Indigenous leaders from across Canada met with the country’s premiers on Monday to discuss a range of reconciliation priorities at an annual meeting near Victoria.
Métis National Council president Cassidy Caron said the dialogue was “extremely valuable,” encompassing topics such as the Indian Act, the UN Declaration on the Rights of Indigenous Peoples, land claims, child welfare, and unmarked burial sites at former residential school sites.
“We spent the morning getting to know one another, getting to build the relationships,” she told reporters after the meeting.
“There are solutions we can all develop together through talking about our challenges, talking about best practices — what’s working and what’s not working in each of our jurisdictions.”
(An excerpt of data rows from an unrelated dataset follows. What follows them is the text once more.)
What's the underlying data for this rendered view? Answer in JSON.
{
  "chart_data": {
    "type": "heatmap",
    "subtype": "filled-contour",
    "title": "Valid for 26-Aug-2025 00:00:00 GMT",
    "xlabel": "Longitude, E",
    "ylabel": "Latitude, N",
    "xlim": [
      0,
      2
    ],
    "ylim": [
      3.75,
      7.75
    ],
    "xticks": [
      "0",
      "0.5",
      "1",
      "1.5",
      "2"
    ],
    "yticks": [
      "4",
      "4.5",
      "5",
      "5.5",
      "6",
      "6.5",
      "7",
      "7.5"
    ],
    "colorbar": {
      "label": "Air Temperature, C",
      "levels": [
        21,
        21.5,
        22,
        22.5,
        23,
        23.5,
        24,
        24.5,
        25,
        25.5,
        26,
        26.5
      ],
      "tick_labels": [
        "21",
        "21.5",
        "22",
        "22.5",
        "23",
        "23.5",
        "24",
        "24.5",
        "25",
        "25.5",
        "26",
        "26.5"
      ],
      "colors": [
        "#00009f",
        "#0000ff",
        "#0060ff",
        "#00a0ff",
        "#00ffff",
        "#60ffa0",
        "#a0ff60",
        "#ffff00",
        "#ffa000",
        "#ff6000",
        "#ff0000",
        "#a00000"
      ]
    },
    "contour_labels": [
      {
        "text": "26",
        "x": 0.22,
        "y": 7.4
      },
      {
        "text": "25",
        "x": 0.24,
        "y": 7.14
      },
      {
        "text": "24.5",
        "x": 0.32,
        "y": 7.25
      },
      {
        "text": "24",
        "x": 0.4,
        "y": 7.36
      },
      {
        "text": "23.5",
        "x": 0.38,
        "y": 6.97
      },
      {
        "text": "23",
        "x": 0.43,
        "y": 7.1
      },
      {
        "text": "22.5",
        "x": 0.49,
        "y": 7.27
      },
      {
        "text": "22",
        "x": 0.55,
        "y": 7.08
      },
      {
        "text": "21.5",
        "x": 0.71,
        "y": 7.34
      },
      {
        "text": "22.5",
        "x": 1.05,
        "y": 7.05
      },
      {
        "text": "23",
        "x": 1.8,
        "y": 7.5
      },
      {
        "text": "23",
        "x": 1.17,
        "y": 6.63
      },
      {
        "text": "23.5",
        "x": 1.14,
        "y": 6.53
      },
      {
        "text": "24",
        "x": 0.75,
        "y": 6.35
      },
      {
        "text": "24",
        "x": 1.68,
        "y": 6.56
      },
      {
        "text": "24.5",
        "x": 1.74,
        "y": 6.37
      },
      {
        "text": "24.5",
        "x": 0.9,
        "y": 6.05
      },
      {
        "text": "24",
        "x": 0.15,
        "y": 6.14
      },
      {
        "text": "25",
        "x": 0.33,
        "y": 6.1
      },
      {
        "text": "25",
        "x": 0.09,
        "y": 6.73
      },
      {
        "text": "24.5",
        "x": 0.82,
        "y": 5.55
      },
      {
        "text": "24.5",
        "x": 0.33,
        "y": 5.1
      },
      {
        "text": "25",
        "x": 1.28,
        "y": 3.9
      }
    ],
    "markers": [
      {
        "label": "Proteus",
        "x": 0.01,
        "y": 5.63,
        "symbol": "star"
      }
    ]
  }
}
The meeting — the first of its kind to be held on reserve land in Canada — was hosted by the Songhees and Esquimalt Nations. Representatives from the Native Women’s Association of Canada (NWAC), the B.C. Assembly of First Nations and the Congress of Aboriginal Peoples also attended.
Lisa Webber of NWAC urged the premiers to make a “continued commitment” to including Indigenous peoples at decision-making tables, particularly as they discuss a nationwide crisis in health care.
“If there’s a problem with the conventional model, how about looking at revamping that model — completely turning it on its head — and saying let’s include Indigenous people in those solutions?” said Webber.
Several Calls for Justice in the 2019 National Inquiry into Missing and Murdered Indigenous Women and Girls, she added, deal with the health and wellness of Indigenous peoples.
British Columbia Premier John Horgan said it’s “high time” the federal and provincial governments work with Indigenous peoples to heal intergenerational trauma and turn a “black page” in Canada’s history books.
In B.C., he said work is underway to implement the 89-point action plan for bringing the province into compliance with its Declaration on the Rights of Indigenous Peoples Act. Meanwhile, Indigenous child welfare reform is taking place nationwide.
“There’s a move towards children being kept in community, being kept in their cultures so that the trauma of family disruption and disunity does not also lead to a loss of culture, a loss of person, a loss of who you are and where you fit in the cosmos,” he said.
Horgan also touted the value of having candid, face-to-face meetings with Indigenous leaders.
The meeting comes a little more than a week before Pope Francis is scheduled to visit Canada on a reconciliation pilgrimage. He is expected to offer an in-person apology for the role of Catholic priests and nuns in Canada’s harrowing residential school system.
The first ministers’ meeting is slated to continue Tuesday, with health-care as a major focus.